All further references to the Wisconsin Statutes are to the 2011-12 version unless otherwise noted.

[2]  The circuit court imposed sanctions in this case based on the court’s finding that Conrad had fair warning that the claims asserted in Conrad’s complaint were clearly lacking any basis in law.  Because Conrad’s challenge to the court’s award of sanctions is premised on the argument that her complaint sets forth valid claims, for purposes of this opinion we rely on the facts set forth in Conrad’s complaint.  See, e.g., Putnam v. Time Warner Cable of Se. Wis., 2002 WI 108, ¶11, 255 Wis. 2d 447, 649 N.W.2d 626 (when we review an order dismissing a complaint for failure to state a claim, we assume the truth of the facts asserted in the complaint).  

[3]  Rodney Rigsby was also a plaintiff below, but has not appealed the circuit court’s decision. 

[4]  The respondents cite Landwehr v. Conway, No. 1983AP1470, unpublished slip op. (Ct. App. Apr. 25, 1984), in support of this proposition.  We remind counsel for the respondents that unpublished per curiam opinions are of no precedential value and may not be cited except in limited circumstances that are not present here.  See Wis. Stat. Rule 809.23(3).

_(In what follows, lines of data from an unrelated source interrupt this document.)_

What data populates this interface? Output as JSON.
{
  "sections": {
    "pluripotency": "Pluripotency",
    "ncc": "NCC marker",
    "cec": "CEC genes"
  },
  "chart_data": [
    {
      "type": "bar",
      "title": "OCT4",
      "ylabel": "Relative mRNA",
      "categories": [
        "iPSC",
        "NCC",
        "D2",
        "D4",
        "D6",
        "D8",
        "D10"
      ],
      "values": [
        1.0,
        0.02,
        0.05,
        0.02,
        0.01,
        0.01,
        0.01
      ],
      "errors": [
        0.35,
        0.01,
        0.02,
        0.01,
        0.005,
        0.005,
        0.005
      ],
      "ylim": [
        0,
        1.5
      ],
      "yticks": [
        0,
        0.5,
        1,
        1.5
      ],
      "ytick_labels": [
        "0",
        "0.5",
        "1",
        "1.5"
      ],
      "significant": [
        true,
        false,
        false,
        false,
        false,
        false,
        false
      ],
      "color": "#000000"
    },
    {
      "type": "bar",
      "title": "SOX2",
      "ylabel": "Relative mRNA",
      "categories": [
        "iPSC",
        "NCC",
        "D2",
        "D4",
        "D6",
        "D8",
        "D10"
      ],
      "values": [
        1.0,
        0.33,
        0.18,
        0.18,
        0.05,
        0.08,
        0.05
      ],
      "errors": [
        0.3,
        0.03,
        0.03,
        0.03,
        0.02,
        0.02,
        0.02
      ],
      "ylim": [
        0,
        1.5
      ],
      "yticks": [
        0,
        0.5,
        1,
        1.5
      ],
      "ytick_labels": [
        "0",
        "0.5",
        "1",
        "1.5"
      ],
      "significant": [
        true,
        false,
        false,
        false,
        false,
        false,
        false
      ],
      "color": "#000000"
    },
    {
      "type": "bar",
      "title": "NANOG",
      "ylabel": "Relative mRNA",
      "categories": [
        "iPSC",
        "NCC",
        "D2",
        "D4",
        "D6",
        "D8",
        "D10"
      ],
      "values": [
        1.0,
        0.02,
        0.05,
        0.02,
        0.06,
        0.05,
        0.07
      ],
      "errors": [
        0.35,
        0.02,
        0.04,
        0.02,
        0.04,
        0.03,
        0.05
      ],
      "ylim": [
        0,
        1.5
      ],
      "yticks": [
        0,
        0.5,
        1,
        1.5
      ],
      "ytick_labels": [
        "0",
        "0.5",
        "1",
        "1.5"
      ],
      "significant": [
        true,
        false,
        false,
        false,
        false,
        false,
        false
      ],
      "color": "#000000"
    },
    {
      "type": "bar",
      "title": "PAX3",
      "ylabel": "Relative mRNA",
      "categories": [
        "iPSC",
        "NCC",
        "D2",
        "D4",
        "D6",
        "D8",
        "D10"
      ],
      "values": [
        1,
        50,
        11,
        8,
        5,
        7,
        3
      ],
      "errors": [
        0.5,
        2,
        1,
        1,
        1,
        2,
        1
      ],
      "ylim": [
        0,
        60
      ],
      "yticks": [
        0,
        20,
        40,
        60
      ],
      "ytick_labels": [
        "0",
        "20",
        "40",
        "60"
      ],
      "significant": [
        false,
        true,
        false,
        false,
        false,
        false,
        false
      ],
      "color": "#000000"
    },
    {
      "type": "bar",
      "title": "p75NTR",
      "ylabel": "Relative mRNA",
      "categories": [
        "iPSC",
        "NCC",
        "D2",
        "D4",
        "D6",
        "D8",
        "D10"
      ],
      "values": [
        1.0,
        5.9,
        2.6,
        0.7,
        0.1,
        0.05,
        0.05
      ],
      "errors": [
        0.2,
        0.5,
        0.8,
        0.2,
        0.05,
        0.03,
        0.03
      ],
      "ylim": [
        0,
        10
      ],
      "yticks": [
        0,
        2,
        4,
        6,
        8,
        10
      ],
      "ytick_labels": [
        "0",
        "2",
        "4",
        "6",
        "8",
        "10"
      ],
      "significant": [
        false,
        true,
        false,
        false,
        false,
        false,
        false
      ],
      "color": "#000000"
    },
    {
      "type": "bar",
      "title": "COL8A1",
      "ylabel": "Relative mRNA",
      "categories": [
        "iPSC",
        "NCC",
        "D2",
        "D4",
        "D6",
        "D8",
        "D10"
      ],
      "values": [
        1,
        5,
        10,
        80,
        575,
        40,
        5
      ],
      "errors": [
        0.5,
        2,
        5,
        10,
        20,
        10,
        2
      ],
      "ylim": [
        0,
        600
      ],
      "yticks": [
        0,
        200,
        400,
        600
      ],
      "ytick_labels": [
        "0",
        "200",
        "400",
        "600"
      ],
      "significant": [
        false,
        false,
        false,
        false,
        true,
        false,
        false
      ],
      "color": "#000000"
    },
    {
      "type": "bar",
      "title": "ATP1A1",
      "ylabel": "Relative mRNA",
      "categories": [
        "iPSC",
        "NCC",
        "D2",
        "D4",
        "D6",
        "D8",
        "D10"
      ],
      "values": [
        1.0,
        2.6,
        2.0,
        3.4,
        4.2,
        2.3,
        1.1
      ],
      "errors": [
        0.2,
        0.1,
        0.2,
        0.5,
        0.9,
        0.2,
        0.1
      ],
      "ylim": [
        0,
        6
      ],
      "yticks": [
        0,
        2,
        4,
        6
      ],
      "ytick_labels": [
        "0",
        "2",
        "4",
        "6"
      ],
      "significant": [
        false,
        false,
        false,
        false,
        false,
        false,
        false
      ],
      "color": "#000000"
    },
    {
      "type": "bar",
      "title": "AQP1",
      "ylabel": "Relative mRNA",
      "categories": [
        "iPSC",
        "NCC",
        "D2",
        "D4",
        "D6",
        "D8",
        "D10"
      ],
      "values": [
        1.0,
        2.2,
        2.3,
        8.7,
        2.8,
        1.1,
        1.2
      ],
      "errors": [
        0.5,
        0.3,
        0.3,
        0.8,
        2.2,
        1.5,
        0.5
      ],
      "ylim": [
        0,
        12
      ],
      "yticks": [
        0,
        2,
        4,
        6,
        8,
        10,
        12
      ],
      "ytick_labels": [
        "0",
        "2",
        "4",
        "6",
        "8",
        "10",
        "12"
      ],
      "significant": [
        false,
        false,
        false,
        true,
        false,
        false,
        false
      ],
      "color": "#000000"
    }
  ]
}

[5]  Conrad’s complaint is lengthy and largely incoherent.  We do not attempt to set forth all of the complaint’s factual allegations in this opinion.  As to Conrad’s claim of fraud, Conrad sets forth conclusory allegations such as the following:  Russell’s counsel “commit[ed] fraud on [Conrad] and on the courts in their dishonesty calculated for their own advantage during the litigation” of Conrad’s case against Russell; “At all times all [d]efendants[] had the information that would give [Conrad] the win and purposely withheld it”; and “All [d]efendants answered discovery with false statements, knew their answers were untrue and intended to deceive [Conrad by] not disclosing crucial facts, withholding information and files which were the property of Conrad.”  These vague and conclusory allegations are insufficient to support a claim of fraud.